Die Debatte um die "Remissionierung" der Freiheitlichen mittels "abendländisch-christlichem" Programmentwurfs hält an. Während der FPÖ-Klubobmann Ewald Stadler entsprechend vorarlbergerischer "Rechtgläubigkeit" auf einen römisch-katholischen Fundamentalismus setzt, wollen andere nicht von den Wurzeln lassen, die freiheitliche Politik seit gut 150 Jahren fundiert haben.

So will der Wiener Landesparteiobmann, Rainer Pawkowicz, "keine radikale Veränderung" der FP-Programmatik, sondern ein "Fortschreiben des Parteiprogrammes". Er plädiert dafür, daß das neue Parteiprogramm der Freiheitlichen so erstellt wird, daß "alle Wertorientierten sich identifizieren können". Gegen den Bruch mit den historischen Grundlinien ist auch der Wiener Landtagsabgeordnete Rüdiger Stix, der in den Äußerungen Stadlers einerseits eine Einmischung eines Freiheitlichen in Kirchenangelegenheiten sieht, habe doch kein Politiker über die Flügelkämpfe unter Roms österreichischen Repräsentanten zu urteilen. Andererseits solle die FPÖ nicht diejenigen ihrer Mitglieder vor den Kopf stoßen, die aus der Kirche ausgetreten sind und die gerade in Wien eine ordentliche Mehrheit stellten: "Gemeinsam mit unseren christlich orientierten Wählern unterstützten sie unseren wertorientierten, ordoliberalen Kurs."

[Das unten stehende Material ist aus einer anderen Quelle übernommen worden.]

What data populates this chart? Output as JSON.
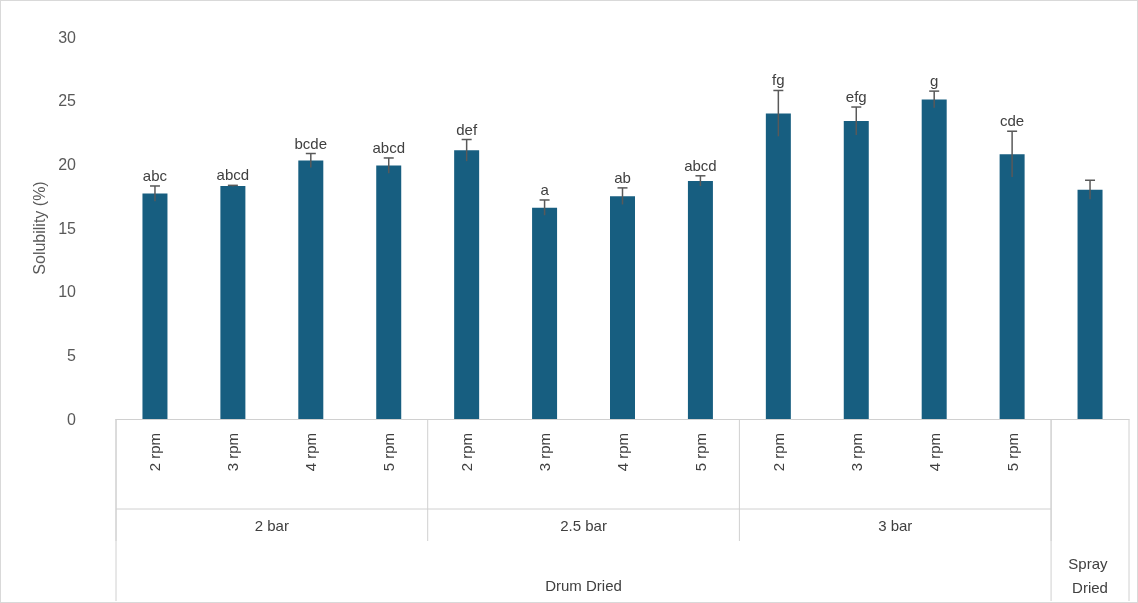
{
  "chart_data": {
    "type": "bar",
    "ylabel": "Solubility (%)",
    "categories": [
      "2 rpm",
      "3 rpm",
      "4 rpm",
      "5 rpm",
      "2 rpm",
      "3 rpm",
      "4 rpm",
      "5 rpm",
      "2 rpm",
      "3 rpm",
      "4 rpm",
      "5 rpm",
      null
    ],
    "values": [
      17.7,
      18.3,
      20.3,
      19.9,
      21.1,
      16.6,
      17.5,
      18.7,
      24.0,
      23.4,
      25.1,
      20.8,
      18.0
    ],
    "errors": [
      0.6,
      0.05,
      0.55,
      0.6,
      0.85,
      0.6,
      0.65,
      0.4,
      1.8,
      1.1,
      0.65,
      1.8,
      0.75
    ],
    "value_labels": [
      "abc",
      "abcd",
      "bcde",
      "abcd",
      "def",
      "a",
      "ab",
      "abcd",
      "fg",
      "efg",
      "g",
      "cde",
      null
    ],
    "color": "#175e80",
    "ylim": [
      0,
      30
    ],
    "yticks": [
      0,
      5,
      10,
      15,
      20,
      25,
      30
    ],
    "annotations": [
      "2 bar",
      "2.5 bar",
      "3 bar",
      "Drum Dried",
      "Spray Dried"
    ]
  }
}
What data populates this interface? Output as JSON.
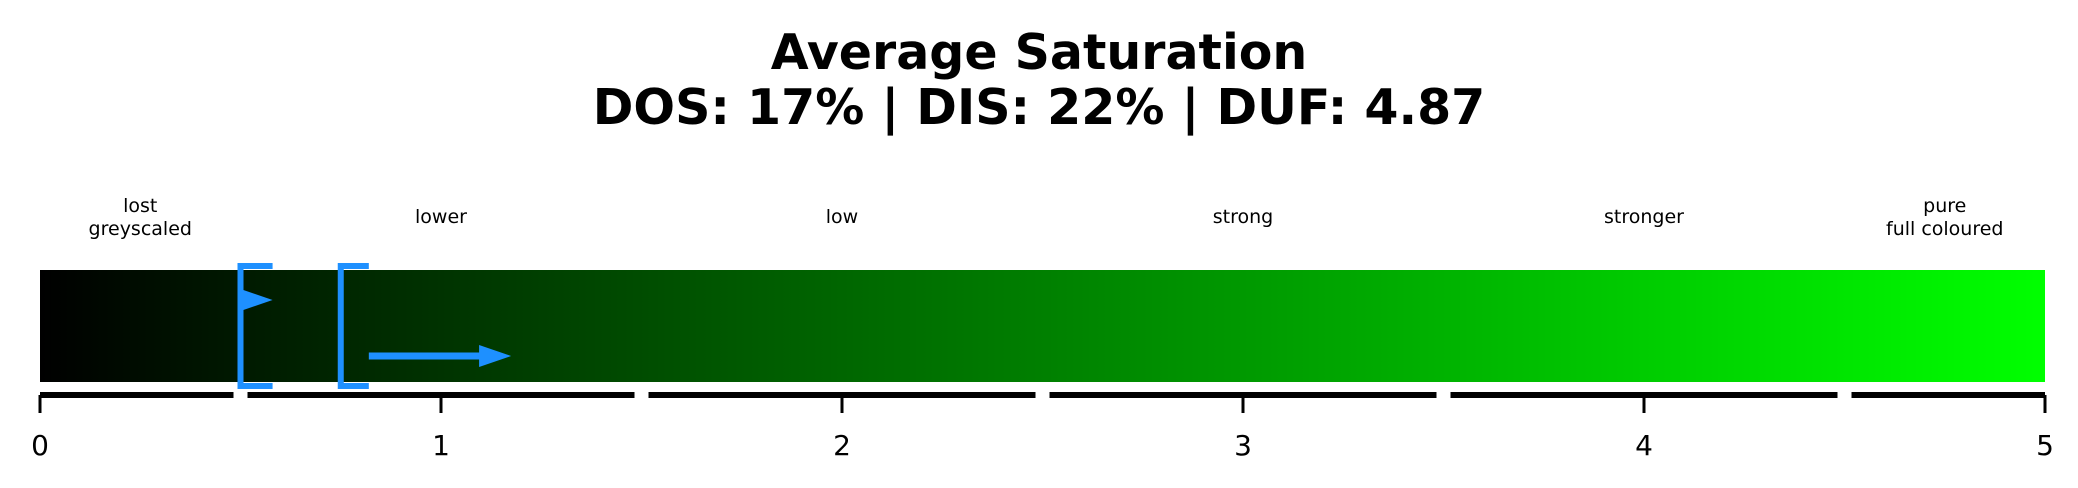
{
  "chart_data": {
    "type": "gauge",
    "title_line1": "Average Saturation",
    "title_line2": "DOS: 17% | DIS: 22% | DUF: 4.87",
    "xlim": [
      0,
      5
    ],
    "ticks": [
      "0",
      "1",
      "2",
      "3",
      "4",
      "5"
    ],
    "tick_values": [
      0,
      1,
      2,
      3,
      4,
      5
    ],
    "zones": [
      {
        "label_lines": [
          "lost",
          "greyscaled"
        ],
        "from": 0,
        "to": 0.5
      },
      {
        "label_lines": [
          "lower"
        ],
        "from": 0.5,
        "to": 1.5
      },
      {
        "label_lines": [
          "low"
        ],
        "from": 1.5,
        "to": 2.5
      },
      {
        "label_lines": [
          "strong"
        ],
        "from": 2.5,
        "to": 3.5
      },
      {
        "label_lines": [
          "stronger"
        ],
        "from": 3.5,
        "to": 4.5
      },
      {
        "label_lines": [
          "pure",
          "full coloured"
        ],
        "from": 4.5,
        "to": 5
      }
    ],
    "gradient_colors": [
      "#000000",
      "#00ff00"
    ],
    "markers": [
      {
        "name": "DOS",
        "value": 0.85,
        "arrow_to": 0.85
      },
      {
        "name": "DIS",
        "value": 1.1,
        "arrow_to": 1.1
      }
    ],
    "marker_color": "#1e90ff",
    "bracket_ranges": [
      [
        0.5,
        0.58
      ],
      [
        0.75,
        0.82
      ]
    ],
    "grid": false
  }
}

Bei allem Sinn für Werte, wie sie von der Kirche vermittelt werden, gibt es nämlich schon auch Differenzen, die man nicht ausblenden sollte. Hatten die Freiheitlichen immer postuliert, daß für sie der Mensch im Mittelpunkt stünde, geht es dem gläubigen Gegenüber stets um die "Gemeinschaft der Gläubigen". Auch ein Jörg Haider hatte aber in seinem Buch "Die Freiheit, die ich meine" vor der Gefahr gewarnt, "daß im religiös-fundamentalen Streben die Freiheit zugunsten eines anonymen Kollektivs negiert wird".

Genau hier macht sich der Unterschied auf. In Zeiten der gesellschaftlichen Pluralisierung, einer sich verstärkenden Individualisierung und Strukturauflösung sind Werte durchaus gefragt. Aber Glauben zu verkünden, das ist nicht die Aufgabe einer politischen Partei. Der Papierkrieg, der sich im Oktober mit der Verkündigung des neuen FP-Parteiprogrammes legen wird, scheint aber eher auf die totale Beliebigkeit von politischen Inhalten hinzuweisen. Wenn Freiheitliche zu kämpferischen Katholiken, wenn die letzten Linken zu den ersten Christen werden und Sozialdemokraten rechte Politik machen, während sich die ÖVP als "Heimstatt der Liberalen" (Pröll) deklariert, ist das nicht ernst zu nehmen.